Die Weltlage dagegen wurde aufgeregter; überall gingen immer mehr Menschen an die Öffentlichkeit, überall sah man immer mehr Subs und Doms, die sich nicht versteckten und die sich nicht mehr zufrieden gaben.
In den europäischen Nachbarländern, in Russland, in den USA ging es nicht voran.
Auch in Deutschland blieb es ähnlich.
Noch immer sträubte sich die Politik, die Sache offiziell zu Kenntnis zu nehmen.

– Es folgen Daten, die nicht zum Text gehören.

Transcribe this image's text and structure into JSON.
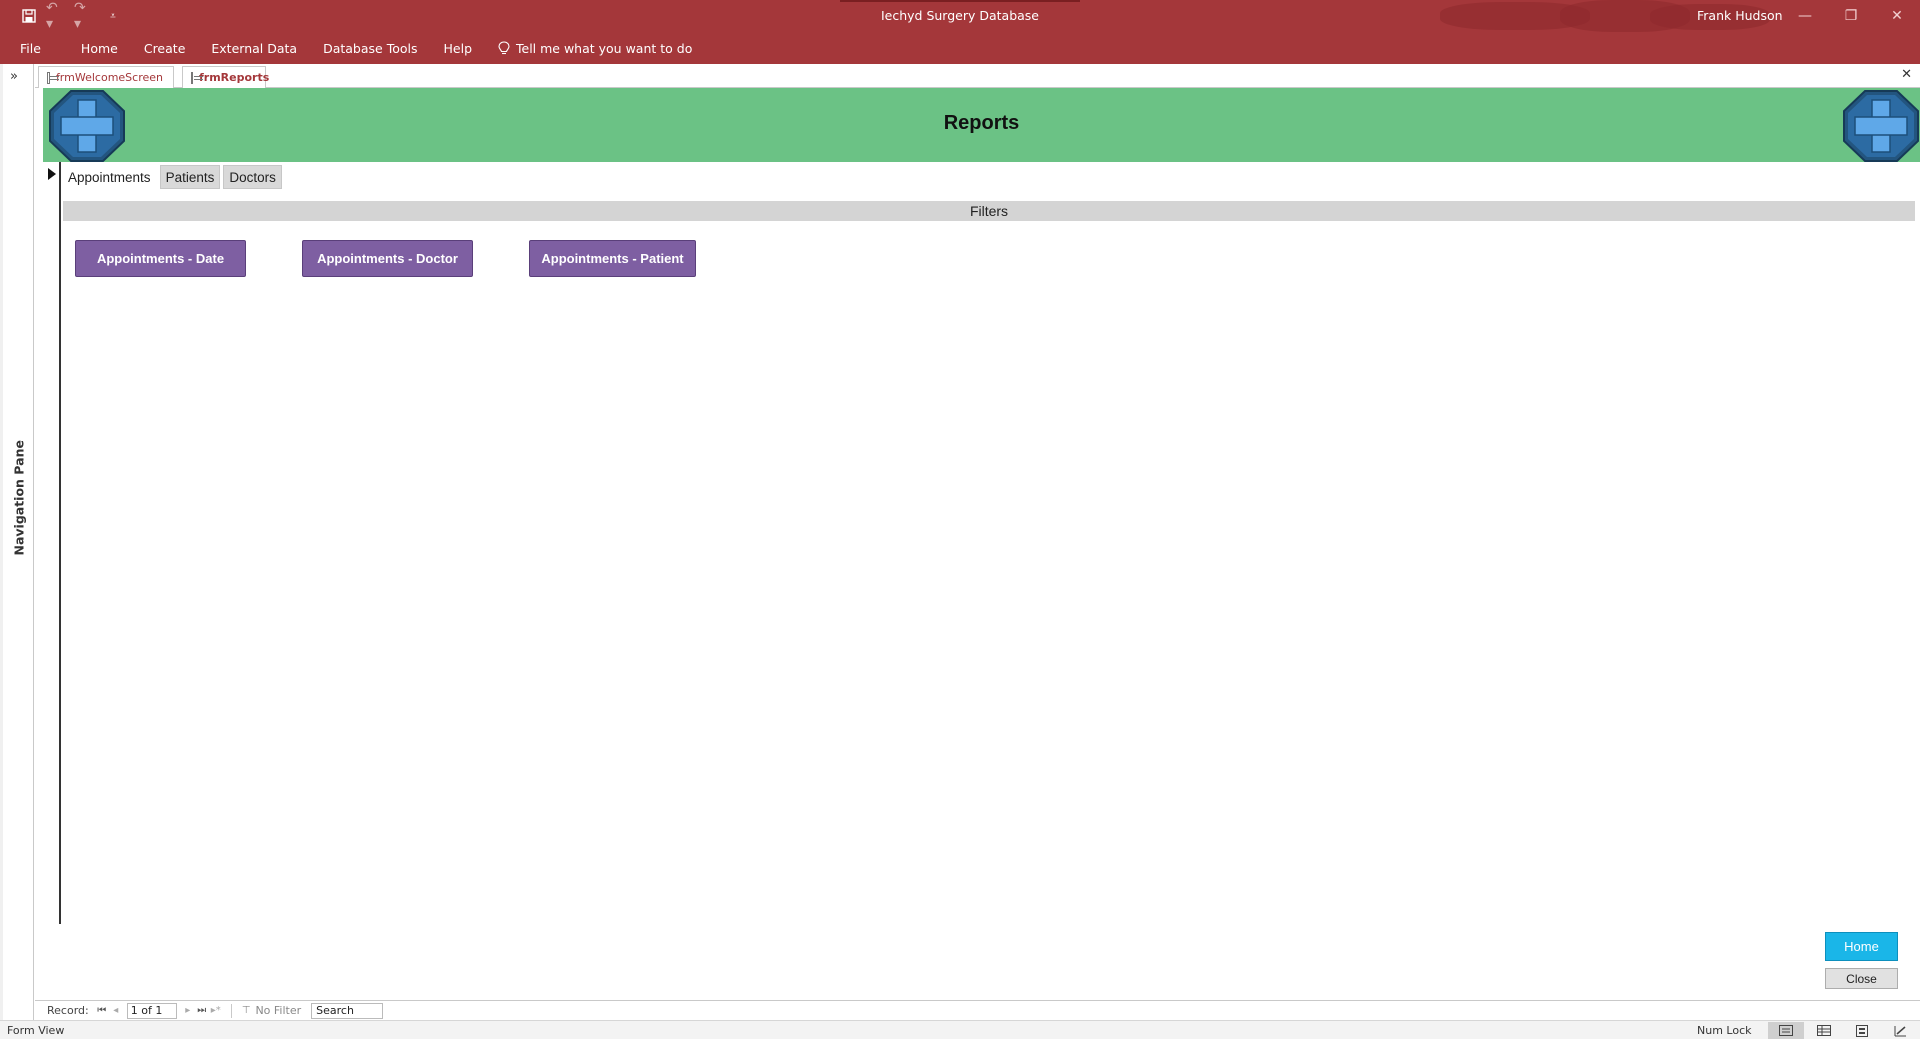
{
  "titlebar": {
    "title": "Iechyd Surgery Database",
    "user": "Frank Hudson",
    "qat_icons": [
      "save-icon",
      "undo-icon",
      "redo-icon",
      "customize-icon"
    ],
    "window_controls": [
      "minimize-icon",
      "restore-icon",
      "close-icon"
    ]
  },
  "ribbon": {
    "tabs": [
      "File",
      "Home",
      "Create",
      "External Data",
      "Database Tools",
      "Help"
    ],
    "tellme": "Tell me what you want to do"
  },
  "navpane": {
    "label": "Navigation Pane",
    "toggle": "»"
  },
  "doctabs": [
    {
      "label": "frmWelcomeScreen",
      "active": false
    },
    {
      "label": "frmReports",
      "active": true
    }
  ],
  "form": {
    "title": "Reports",
    "header_color": "#6bc285",
    "subtabs": [
      "Appointments",
      "Patients",
      "Doctors"
    ],
    "active_subtab": "Appointments",
    "filters_label": "Filters",
    "report_buttons": [
      "Appointments - Date",
      "Appointments - Doctor",
      "Appointments - Patient"
    ],
    "report_button_color": "#7e5fa2",
    "home_label": "Home",
    "home_color": "#1ab6e8",
    "close_label": "Close"
  },
  "record_nav": {
    "label": "Record:",
    "position": "1 of 1",
    "filter_status": "No Filter",
    "search_placeholder": "Search"
  },
  "statusbar": {
    "view": "Form View",
    "num_lock": "Num Lock"
  },
  "accent_color": "#a4373a"
}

Und das, obwohl die Medien langsam aber sicher Fahrt aufnahmen und sich des Themas bemächtigten. News, Dokumentationen, Brennpunktsendungen gab es. Und an Mittwoch Abend wurde zur allgemeinen Empörung bekannt, dass man versucht hatte, die Medien zu beeinflussen und das Thema zu unterdrücken.
Das war der Augenblick, wo Marti und Jako beschlossen, das der Zeitpunkt reif war.
Morgen würden sie den Polizeibericht veröffentlichen.